If they had lots of verses in them they wouldn't have to search.
Jhn 5:39
“You search the Scriptures, for in them you think you have eternal life; and these are they which testify of Me.
Nope, didn't miss the point. They're using the verses as scaffold for theological argument, rather than to have the character of God written in them. That comes of treating scripture as a collection of proof-texts rather than a testimony of God's relationship with us.
I said
Ok explain something to me. Are you looking for a relationship with God outside the written Word? I have always see that character thing as outside of scripture from the devil.
I'm looking for relationship with Him in the written word, the scripture. But it doesn't come by snipping out individual verses and trying to understand them isolated from the rest of scripture. It comes from understanding His desire and His plan as revealed through the entirety of scripture.
I'm looking for relationship with Him in the written word, the scripture. But it doesn't come by snipping out individual verses and trying to understand them isolated from the rest of scripture. It comes from understanding His desire and His plan as revealed through the entirety of scripture.
True, but this is a public message board where one can not say much outside of scripture, for good reasons.
LA
LA
Thanks, LA. I'm not denigrating scripture, or even denegrating quoting it. I'm trying to relay to Squeaky that a lot of the verses he uses don't mean what he thinks they mean, because he's pulled them out of their context and tried to make sense of them as fragments of thought that stand alone.
I said
I can show you the only guarantee in the whole entire bible. The Holy Spirit that only quotes verses.
Jhn 14:26
“But the Helper, the Holy Spirit, whom the Father will send in My name, He will teach you all things, and bring to your remembrance all things that I said to you.
2Co 5:5
Now He who has prepared us for this very thing is God, who also has given us the Spirit as a guarantee.
Rom 8:1
There is therefore now no condemnation to those who are in Christ Jesus,[fn] who do not walk according to the flesh, but according to the Spirit.
Rom 8:2
For the law of the Spirit of life in Christ Jesus
he claims that they are "revelations" given to him
you're never gonna get him to admit otherwise :idunno:
None of those verses say that the Holy Spirit only quotes scripture, even taken all together.
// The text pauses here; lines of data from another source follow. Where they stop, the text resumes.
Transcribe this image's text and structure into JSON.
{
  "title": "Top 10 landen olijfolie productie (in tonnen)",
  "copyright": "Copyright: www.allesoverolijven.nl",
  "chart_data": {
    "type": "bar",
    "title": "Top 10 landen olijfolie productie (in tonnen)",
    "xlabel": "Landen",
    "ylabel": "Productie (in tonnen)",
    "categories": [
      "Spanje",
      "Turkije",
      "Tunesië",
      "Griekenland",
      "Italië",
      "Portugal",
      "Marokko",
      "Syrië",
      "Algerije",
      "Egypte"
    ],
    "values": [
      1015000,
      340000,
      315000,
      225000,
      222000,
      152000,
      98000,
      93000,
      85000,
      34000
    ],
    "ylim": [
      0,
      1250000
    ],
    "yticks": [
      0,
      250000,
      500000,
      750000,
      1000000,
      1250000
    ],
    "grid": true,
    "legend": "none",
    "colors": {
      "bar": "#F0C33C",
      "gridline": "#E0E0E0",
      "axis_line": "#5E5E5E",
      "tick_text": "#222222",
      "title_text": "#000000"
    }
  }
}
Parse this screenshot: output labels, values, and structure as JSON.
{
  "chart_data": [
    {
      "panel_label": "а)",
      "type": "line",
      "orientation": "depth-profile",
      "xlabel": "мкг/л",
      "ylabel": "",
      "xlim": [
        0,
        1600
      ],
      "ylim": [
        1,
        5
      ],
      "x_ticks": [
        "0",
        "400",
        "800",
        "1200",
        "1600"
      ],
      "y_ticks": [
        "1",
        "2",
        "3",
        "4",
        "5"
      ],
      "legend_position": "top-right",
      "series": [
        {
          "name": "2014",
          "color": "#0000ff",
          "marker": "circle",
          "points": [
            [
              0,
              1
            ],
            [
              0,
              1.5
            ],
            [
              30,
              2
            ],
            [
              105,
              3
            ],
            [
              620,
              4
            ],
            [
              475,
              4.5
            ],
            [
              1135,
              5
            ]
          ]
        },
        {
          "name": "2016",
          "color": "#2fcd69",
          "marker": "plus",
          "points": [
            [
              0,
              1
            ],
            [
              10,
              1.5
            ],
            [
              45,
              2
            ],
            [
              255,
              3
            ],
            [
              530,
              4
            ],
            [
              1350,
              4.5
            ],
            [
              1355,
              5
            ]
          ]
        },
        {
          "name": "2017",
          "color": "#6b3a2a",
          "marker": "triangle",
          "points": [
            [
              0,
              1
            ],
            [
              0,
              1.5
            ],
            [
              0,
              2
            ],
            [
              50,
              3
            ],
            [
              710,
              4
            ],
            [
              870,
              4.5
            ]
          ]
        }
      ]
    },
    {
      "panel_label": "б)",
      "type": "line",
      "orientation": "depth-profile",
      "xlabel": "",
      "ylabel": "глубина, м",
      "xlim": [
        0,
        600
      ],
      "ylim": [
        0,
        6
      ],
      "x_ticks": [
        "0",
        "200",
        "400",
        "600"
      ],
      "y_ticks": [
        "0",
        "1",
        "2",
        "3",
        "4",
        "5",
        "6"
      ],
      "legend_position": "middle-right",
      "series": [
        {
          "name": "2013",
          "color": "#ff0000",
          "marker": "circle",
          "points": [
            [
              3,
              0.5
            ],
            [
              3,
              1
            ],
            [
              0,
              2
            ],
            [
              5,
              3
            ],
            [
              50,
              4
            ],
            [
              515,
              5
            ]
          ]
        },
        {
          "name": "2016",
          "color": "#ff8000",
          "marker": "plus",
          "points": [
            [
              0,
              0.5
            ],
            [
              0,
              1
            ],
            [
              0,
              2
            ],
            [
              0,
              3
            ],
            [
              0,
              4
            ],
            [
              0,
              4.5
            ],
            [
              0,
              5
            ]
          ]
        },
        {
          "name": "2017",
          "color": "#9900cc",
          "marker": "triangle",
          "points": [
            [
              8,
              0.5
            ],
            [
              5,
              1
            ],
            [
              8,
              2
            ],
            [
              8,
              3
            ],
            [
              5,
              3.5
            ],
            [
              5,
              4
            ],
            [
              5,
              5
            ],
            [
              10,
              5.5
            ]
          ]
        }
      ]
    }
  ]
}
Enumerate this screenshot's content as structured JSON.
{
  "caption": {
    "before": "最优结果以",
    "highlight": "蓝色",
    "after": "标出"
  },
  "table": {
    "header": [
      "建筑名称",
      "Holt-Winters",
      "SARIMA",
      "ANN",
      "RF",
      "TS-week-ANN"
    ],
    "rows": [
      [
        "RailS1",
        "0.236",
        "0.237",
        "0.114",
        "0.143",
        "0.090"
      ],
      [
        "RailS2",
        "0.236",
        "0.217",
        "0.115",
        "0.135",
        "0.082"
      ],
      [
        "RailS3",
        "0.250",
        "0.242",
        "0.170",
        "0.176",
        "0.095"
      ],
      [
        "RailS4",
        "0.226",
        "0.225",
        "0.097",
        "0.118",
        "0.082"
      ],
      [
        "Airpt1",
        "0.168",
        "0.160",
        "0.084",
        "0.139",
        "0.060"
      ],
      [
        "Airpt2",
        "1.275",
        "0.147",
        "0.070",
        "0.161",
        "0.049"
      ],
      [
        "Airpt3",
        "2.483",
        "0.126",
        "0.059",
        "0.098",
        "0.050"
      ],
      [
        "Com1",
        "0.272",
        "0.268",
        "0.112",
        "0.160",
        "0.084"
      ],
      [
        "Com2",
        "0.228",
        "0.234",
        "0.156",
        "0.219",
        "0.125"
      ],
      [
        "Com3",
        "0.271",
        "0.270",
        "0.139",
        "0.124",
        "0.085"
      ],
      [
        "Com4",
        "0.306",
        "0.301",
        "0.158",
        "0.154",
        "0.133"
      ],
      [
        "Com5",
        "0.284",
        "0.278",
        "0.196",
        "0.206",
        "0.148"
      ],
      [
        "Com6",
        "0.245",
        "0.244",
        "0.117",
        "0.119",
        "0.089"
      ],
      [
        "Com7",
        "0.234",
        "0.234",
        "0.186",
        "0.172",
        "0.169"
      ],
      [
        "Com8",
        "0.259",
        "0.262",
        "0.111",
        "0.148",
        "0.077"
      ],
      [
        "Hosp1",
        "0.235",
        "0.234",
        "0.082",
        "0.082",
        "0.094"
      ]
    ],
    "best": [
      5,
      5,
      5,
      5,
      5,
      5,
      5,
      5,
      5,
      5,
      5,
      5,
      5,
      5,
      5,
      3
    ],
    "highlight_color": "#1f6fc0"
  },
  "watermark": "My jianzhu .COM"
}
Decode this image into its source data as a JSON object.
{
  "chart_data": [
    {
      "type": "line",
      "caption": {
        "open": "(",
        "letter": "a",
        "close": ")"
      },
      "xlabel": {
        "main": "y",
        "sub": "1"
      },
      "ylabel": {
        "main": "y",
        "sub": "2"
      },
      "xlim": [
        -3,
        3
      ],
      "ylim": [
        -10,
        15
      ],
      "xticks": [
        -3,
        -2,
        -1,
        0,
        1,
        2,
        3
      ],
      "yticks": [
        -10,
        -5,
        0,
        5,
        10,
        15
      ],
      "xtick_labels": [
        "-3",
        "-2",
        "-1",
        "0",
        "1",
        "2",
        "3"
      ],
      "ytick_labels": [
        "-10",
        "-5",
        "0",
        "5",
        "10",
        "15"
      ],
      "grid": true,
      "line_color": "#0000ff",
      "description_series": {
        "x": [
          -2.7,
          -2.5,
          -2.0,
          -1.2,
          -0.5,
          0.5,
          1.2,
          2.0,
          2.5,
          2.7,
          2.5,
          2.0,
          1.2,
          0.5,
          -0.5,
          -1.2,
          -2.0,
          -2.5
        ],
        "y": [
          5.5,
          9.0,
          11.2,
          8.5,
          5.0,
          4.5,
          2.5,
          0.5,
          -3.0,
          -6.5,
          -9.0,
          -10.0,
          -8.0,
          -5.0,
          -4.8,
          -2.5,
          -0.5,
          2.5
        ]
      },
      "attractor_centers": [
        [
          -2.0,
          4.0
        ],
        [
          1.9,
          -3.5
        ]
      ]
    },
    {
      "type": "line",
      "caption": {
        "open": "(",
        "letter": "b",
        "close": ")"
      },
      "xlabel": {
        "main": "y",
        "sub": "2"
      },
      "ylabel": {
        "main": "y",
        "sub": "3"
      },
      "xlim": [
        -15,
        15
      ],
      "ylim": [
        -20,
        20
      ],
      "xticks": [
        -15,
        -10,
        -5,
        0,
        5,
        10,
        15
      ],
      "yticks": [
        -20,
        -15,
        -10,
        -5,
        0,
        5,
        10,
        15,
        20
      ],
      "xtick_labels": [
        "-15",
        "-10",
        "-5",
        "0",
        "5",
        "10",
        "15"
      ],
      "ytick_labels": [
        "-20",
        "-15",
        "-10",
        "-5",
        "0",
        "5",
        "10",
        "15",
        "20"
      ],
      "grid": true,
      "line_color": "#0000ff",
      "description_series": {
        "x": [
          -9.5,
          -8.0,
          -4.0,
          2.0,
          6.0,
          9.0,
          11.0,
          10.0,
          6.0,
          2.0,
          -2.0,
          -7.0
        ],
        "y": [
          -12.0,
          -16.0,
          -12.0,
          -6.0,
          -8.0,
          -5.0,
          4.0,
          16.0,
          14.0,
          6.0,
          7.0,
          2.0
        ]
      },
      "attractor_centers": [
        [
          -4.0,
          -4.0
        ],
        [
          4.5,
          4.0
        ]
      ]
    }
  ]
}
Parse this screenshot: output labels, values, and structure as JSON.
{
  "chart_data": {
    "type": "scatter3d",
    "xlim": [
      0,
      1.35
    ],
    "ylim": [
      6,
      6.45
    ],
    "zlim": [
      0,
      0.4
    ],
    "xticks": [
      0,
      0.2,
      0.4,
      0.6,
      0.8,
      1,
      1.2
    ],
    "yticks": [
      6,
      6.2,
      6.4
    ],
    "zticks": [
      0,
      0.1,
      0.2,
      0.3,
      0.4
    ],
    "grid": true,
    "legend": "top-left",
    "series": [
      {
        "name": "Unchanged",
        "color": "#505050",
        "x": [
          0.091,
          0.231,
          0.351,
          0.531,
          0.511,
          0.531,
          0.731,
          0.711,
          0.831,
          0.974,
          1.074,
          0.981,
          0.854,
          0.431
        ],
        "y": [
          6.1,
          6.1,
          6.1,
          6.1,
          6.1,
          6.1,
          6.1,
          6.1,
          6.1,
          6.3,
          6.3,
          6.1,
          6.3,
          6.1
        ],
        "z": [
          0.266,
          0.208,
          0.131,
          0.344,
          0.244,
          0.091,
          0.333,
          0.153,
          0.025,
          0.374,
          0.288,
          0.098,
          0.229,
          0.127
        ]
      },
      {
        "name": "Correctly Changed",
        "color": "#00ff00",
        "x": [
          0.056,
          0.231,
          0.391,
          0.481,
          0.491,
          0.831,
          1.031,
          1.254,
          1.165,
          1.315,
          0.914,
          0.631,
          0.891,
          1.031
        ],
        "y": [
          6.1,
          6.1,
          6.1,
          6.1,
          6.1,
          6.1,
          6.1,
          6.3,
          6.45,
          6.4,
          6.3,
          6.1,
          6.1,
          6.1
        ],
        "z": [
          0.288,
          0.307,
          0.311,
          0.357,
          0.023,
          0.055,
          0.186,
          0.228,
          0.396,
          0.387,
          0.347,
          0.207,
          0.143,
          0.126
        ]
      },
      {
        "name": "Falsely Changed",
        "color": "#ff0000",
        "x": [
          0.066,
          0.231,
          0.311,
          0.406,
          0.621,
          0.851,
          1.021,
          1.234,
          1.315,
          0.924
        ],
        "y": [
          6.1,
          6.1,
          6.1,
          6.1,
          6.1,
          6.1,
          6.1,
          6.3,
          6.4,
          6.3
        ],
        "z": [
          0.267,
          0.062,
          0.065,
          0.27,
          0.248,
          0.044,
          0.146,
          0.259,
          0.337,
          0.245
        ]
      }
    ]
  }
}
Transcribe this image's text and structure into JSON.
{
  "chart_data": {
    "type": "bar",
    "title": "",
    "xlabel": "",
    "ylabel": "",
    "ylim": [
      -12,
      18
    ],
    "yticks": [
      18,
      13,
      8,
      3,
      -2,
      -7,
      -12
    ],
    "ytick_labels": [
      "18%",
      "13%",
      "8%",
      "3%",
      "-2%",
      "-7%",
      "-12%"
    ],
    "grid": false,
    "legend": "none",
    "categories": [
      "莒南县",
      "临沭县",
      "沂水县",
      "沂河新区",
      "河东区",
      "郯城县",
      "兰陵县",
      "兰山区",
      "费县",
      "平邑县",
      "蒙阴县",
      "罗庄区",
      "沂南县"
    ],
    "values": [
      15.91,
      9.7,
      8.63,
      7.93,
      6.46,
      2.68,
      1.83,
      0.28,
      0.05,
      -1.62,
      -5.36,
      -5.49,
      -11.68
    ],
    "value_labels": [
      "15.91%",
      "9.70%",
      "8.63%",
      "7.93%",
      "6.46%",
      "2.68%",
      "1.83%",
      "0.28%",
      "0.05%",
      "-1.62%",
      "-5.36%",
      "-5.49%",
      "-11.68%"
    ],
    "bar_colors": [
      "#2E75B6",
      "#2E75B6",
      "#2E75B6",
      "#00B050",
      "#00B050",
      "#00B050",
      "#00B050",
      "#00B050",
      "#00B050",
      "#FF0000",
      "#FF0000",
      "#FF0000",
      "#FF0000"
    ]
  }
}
And I want to be very clear, there's no problem with quoting scripture. There is a ton of problem with trying to say what they mean without the context they are written in.
I said
Ok I guess I'll have to break it down for you.
This verse says the Holy Spirit brings to remembrance what Jesus has "said" Not going to say, not might have said. But what Jesus has already said to you. By quoting the verse.
14:26
“But the Helper, the Holy Spirit, whom the Father will send in My name, He will teach you all things, and bring to your remembrance all things that I said to you.
(looks for part that says "by quoting the verse")
:idunno:
I said
Ok I guess I'll have to break it down for you.
This verse says the Holy Spirit brings to remembrance what Jesus has "said" Not going to say, not might have said. But what Jesus has already said to you. By quoting the verse.
14:26
“But the Helper, the Holy Spirit, whom the Father will send in My name, He will teach you all things, and bring to your remembrance all things that I said to you.
You do this a lot. This is just like your "Jesus spoke to the multitudes in parables" confusion.
If I say "He only spoke to them in parables" that does not mean he never spoke to anyone in anything but a parable. If I say, "The Holy Spirit will remind you what I said," that doesn't mean He can't do anything else.
This is exactly what I mean by pulling verses out of context and expanding them to mean big things they don't actually mean.